Conseil n° 1 : Privilégier la répétition régulière des activités

Il n’est pas nécessaire de consacrer plusieurs heures par jour à l’acquisition de la conscience phonologique. Cette notion devrait être présentée à la maternelle et au jardin d’enfants, et consolider avec des occasions de mise en pratique dès la 1ère année. Il est de mise de poursuivre le travail en conscience phonologique en faisant le pont vers l’écrit même aux cycles primiaire et moyen (2e à 6e année). Il suffit d’y consacrer une quinzaine de minutes, quelques jours par semaine, dans le cadre d’activités de groupe avec le groupe-classe voire d’y consacrer 10 minutes supplémentaires dans de petits groupes différenciés pour les élèves qui ont besoin de s’exercer davantage. Dans sa méta-analyse d’études de recherche sur ce sujet, le National Reading Panel (2000) a constaté que 18 heures d’enseignement suffisent pour la plupart des apprenantes et apprenants, et cela peut facilement se réaliser sur plusieurs mois.

Conseil n° 2 : Miser sur le jeu

Dès la maternelle et le jardin d’enfants, au cycle préparatoire, les parents et les professionnels de l’enseignement peuvent présenter des jeux, des chansons et des activités d’une façon ludique et adaptée au développement de l’enfant.
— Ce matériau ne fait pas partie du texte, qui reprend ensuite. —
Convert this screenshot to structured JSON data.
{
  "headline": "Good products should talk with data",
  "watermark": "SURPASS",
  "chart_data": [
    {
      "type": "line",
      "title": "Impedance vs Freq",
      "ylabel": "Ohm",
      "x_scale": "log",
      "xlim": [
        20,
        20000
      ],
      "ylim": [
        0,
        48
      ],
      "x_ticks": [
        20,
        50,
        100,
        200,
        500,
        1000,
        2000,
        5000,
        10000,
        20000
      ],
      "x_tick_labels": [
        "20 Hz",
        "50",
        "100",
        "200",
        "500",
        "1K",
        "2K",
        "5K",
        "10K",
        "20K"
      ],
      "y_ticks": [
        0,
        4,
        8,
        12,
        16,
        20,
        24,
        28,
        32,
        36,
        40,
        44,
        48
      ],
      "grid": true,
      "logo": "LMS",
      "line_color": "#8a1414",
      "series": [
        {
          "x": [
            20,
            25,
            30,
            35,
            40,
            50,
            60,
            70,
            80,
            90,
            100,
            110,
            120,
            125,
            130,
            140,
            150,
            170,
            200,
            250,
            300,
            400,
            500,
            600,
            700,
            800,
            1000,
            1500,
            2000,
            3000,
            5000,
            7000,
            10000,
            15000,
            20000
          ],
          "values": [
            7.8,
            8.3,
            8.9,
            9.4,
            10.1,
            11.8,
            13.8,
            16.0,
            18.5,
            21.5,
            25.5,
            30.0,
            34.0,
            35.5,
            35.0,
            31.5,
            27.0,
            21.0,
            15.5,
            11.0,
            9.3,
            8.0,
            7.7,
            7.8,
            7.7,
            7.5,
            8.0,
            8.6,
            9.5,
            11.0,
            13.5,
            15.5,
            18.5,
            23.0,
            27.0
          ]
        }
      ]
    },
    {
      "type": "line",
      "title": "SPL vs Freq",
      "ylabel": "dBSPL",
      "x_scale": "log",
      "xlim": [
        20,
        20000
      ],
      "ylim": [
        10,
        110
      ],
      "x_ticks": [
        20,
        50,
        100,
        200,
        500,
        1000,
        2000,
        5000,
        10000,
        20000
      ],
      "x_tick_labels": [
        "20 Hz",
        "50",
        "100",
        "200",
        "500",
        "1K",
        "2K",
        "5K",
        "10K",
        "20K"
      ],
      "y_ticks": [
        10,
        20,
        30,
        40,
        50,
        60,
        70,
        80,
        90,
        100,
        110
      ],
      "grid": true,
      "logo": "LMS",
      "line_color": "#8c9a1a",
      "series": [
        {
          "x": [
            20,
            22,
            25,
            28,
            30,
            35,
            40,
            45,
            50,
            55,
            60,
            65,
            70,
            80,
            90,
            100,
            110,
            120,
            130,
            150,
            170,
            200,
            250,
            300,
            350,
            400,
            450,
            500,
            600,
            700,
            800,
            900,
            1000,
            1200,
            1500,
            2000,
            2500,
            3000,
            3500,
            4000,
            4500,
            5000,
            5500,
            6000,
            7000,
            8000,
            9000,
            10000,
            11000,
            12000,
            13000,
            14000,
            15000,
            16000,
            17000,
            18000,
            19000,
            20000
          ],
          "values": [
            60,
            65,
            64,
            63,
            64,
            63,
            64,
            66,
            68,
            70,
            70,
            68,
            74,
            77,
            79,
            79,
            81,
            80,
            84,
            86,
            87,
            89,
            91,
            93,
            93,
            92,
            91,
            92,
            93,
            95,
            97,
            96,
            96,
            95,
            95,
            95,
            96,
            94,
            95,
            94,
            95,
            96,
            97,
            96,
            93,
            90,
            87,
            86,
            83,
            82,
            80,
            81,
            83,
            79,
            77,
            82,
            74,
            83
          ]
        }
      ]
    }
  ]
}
L’enseignement de la conscience phonémique doit être stimulant. Il existe une panoplie d’excellentes ressources et de suggestions pour vous inspirer (voir le conseil n° 10).

Conseil n° 3 : Rechercher des possibilités de perfectionnement professionnel

Louisa Moats (1999-2020) estime que l’enseignement de la lecture est une véritable science, de sorte qu’il est important que le personnel enseignant comprenne explicitement en quoi consiste la conscience phonémique et pourquoi elle est importante. Il est aussi primordial qu’il évalue sa propre capacité d’effectuer des tâches de conscience phonologique. Cliquez ici pour vérifier vos connaissances et accéder à d’autres ressources d’apprentissage de Reading Rockets (en anglais seulement). Si vous êtes néophyte dans le domaine, il existe d’excellentes ressources pour vous permettre d’approfondir vos connaissances et de vous sentir outillé dans ce domaine (p. ex. : Kilpatrick, 2015).

Conseil n° 4 : Utilisez un outil d’évaluation pour orienter votre enseignement

L’utilisation d’un outil d’évaluation peut vous aider à dépister les élèves qui ont besoin de soutien supplémentaire, à surveiller leurs progrès et à personnaliser votre enseignement en vue d’établir des priorités pédagogiques. Une fois que vos élèves apprennent à travailler avec des unités sonores du langage oral plus importantes, par exemple en tapant des mains à chaque syllabe d’un mot ou en segmentant les mots en sons, vous pouvez passer à des tâches qui exigent qu’ils travaillent avec les phonèmes de certains mots.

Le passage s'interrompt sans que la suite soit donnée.